Repairs to the line to enable it to be reopened were made possible through the provision of $5 million from the NZ government’s Provincial Growth Fund, which will eventually allow a low-speed forestry service to operate between Wairoa and Napier, delivering logs from forestry blocks to the port.

At the official reopening event, KiwiRail chief executive Peter Reidy said, “Today sees a work train travelling up to Eskdale from Napier, the first time there has been a train on the line since 2012. The reopening of the Wairoa–Napier line is one of the first to be funded from the Provincial Growth Fund, and would not have happened without it.
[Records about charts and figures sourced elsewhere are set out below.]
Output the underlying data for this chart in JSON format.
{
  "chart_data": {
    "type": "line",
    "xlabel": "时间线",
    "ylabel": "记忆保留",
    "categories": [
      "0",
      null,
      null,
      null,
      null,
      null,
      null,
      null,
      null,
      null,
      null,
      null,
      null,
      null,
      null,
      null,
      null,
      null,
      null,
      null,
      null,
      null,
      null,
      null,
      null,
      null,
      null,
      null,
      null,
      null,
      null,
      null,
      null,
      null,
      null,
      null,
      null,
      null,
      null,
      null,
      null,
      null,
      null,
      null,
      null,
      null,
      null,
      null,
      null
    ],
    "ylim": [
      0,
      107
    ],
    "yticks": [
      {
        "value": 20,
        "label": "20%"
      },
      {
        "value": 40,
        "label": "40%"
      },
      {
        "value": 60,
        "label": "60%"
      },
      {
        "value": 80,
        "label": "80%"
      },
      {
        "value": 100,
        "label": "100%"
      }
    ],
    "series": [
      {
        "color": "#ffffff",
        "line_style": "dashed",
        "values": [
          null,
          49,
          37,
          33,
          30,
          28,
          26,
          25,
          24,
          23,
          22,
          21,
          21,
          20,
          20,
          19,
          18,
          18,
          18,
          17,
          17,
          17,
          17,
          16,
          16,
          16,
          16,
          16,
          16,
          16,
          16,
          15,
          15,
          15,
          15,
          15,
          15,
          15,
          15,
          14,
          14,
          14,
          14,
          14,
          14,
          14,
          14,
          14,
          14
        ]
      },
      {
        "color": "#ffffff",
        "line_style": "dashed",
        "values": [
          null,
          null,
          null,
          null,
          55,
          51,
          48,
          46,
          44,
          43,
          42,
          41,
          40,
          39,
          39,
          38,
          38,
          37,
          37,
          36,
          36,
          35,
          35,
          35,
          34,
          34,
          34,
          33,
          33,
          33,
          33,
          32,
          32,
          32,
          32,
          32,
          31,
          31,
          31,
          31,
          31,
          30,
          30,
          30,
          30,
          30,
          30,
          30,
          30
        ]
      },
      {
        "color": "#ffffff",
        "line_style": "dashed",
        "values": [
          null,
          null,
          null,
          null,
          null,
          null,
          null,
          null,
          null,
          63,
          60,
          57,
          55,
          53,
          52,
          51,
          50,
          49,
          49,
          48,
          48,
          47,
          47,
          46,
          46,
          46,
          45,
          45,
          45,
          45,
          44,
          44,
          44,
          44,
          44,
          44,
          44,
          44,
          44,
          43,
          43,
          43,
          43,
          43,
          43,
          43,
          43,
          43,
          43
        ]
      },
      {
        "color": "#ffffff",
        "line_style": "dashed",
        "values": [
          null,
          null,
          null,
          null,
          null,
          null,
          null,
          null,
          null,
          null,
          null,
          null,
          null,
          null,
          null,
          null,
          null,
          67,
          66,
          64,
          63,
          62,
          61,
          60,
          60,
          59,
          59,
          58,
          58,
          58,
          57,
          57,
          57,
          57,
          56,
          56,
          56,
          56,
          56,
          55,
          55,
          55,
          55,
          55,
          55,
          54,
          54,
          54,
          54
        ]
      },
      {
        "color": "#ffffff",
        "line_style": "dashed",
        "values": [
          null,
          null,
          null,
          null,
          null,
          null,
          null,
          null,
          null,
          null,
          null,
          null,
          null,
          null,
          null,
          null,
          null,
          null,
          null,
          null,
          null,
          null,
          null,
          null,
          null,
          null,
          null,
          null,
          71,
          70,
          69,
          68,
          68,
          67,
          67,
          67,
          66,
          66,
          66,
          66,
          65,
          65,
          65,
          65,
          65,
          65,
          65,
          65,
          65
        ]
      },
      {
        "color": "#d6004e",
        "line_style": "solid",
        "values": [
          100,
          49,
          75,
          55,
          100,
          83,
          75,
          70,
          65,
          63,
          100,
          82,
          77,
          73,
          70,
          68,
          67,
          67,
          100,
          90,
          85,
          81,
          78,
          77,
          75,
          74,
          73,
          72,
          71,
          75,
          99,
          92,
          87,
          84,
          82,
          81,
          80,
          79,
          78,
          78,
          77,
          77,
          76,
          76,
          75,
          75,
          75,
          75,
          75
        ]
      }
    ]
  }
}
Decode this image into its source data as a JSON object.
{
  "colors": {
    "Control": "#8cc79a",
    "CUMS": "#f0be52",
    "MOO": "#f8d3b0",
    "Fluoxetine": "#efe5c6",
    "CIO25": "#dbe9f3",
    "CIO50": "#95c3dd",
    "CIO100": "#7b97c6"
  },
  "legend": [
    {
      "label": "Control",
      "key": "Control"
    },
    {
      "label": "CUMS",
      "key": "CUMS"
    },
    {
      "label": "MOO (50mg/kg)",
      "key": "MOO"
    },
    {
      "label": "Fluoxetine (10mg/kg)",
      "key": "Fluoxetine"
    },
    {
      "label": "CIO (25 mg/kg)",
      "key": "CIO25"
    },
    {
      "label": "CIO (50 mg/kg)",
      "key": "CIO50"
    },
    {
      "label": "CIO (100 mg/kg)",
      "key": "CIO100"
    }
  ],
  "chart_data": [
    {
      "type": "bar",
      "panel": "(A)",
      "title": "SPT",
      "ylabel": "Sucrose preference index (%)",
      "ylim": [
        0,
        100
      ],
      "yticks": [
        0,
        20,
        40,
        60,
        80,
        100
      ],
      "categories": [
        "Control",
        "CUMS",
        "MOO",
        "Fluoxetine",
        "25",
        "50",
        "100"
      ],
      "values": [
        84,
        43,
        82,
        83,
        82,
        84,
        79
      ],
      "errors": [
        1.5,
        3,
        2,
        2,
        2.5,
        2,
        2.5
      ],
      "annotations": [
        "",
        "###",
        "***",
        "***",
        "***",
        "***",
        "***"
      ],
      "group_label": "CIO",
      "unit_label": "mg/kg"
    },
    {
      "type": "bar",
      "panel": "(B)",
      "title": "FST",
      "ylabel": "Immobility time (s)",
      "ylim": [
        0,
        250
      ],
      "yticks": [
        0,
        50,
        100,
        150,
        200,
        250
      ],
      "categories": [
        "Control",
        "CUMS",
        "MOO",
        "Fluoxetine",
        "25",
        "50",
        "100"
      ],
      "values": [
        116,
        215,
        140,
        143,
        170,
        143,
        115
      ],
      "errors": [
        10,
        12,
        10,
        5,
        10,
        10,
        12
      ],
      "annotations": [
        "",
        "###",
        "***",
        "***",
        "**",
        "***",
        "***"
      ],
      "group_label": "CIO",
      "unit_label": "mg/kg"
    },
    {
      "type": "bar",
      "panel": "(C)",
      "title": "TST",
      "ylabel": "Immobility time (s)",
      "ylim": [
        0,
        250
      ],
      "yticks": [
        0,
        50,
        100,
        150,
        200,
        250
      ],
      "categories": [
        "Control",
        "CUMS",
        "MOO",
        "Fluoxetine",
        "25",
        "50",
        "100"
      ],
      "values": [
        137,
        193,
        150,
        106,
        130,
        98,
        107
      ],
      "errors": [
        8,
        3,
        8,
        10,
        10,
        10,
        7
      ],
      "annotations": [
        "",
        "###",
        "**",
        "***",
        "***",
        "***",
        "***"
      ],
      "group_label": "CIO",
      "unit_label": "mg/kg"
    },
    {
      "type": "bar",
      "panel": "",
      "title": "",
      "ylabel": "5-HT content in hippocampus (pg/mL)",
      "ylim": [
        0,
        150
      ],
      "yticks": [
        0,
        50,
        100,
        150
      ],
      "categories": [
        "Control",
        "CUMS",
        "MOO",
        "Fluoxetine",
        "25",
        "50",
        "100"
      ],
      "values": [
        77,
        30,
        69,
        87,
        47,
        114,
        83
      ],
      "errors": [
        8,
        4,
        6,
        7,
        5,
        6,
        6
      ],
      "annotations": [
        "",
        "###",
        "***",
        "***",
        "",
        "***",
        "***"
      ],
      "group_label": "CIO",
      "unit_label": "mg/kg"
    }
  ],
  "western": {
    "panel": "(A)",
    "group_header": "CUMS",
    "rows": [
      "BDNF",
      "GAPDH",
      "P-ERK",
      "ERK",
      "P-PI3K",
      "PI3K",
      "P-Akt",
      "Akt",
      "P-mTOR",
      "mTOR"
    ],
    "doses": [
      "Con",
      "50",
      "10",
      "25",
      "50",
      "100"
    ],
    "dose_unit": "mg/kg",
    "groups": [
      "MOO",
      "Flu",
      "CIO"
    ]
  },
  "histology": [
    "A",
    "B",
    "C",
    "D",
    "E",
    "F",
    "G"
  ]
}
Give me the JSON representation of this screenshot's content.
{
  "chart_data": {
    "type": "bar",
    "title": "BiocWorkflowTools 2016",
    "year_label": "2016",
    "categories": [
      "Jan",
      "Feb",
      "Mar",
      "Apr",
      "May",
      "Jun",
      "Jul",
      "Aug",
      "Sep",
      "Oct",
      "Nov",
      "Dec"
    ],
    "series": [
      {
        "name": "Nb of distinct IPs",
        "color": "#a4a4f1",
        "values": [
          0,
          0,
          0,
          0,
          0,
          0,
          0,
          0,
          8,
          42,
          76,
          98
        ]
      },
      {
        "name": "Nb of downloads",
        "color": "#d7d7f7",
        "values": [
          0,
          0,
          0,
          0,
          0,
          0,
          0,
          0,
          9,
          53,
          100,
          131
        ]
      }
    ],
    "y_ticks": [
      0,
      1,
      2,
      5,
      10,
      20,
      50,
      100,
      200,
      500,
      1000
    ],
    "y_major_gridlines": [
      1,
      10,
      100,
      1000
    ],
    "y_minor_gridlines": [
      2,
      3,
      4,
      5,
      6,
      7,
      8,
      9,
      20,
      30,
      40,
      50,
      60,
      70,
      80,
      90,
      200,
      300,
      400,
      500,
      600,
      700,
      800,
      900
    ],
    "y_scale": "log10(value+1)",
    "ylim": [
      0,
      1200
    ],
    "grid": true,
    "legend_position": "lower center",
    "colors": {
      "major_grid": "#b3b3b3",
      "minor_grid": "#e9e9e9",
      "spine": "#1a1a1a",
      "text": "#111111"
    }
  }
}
It is a significant event for KiwiRail on a number of levels, and recognition of the tremendous value that rail delivers to New Zealand.”

Regional benefits

Hawke’s Bay Regional Council group manager strategic development Tom Skerman says that while credit should go to KiwiRail for achieving this important milestone, he wants to acknowledge Councillor Alan Dick, chairman of the council’s regional transport committee, for his vision, perseverance and advocacy for the reinstatement of the service. 

“With central government behind the project, our focus now is to support the establishment of a commercial operation on the line. We expect this to deliver many regional benefits, such as resilience of the transport network, effective management of the anticipated growth in demand for log transport, and reducing the carbon footprint associated with the logistics of harvest,” says Mr Skerman.

Mr Reidy says KiwiRail has given the government a list of ‘shovel ready projects’ that will enhance the company’s role, particularly in the regions, of which the Wairoa–Napier line is the first to get underway. “Having work trains running is an important part of getting the line open to shift logs by rail and take trucks off the road,” he notes.
 

Cutting carbon emissions

Regional Economic Development Minister Shane Jones, who attended the official event, says the government is making safety a higher priority when it invests in transport, and taking logging trucks off challenging roads contributes to that. 

“We’re strongly committed to making significant investment in regional rail and I look forward to being able to make more announcements with KiwiRail in the coming months,” he says. “KiwiRail is experiencing growth in its overall forestry business – a result being driven by an increase in the volume of logs – and the government sees substantial benefits in using rail to decrease the number of logging trucks on our roads.”

Mr Reidy says the reopening of the Wairoa–Napier line is an important project for the region, for New Zealand and for KiwiRail. “It lifts the regional economy, makes the roads safer, and helps the environment by cutting carbon emissions – every tonne of freight carried by rail is a 66% emissions saving over heavy road freight.” 

KiwiRail estimates that using the Wairoa–Napier line to move the logs could take more than 5500 trucks a year off the road, and cut carbon emissions by 1292 tonnes. The line is expected to be ready for logging trains by the end of the year.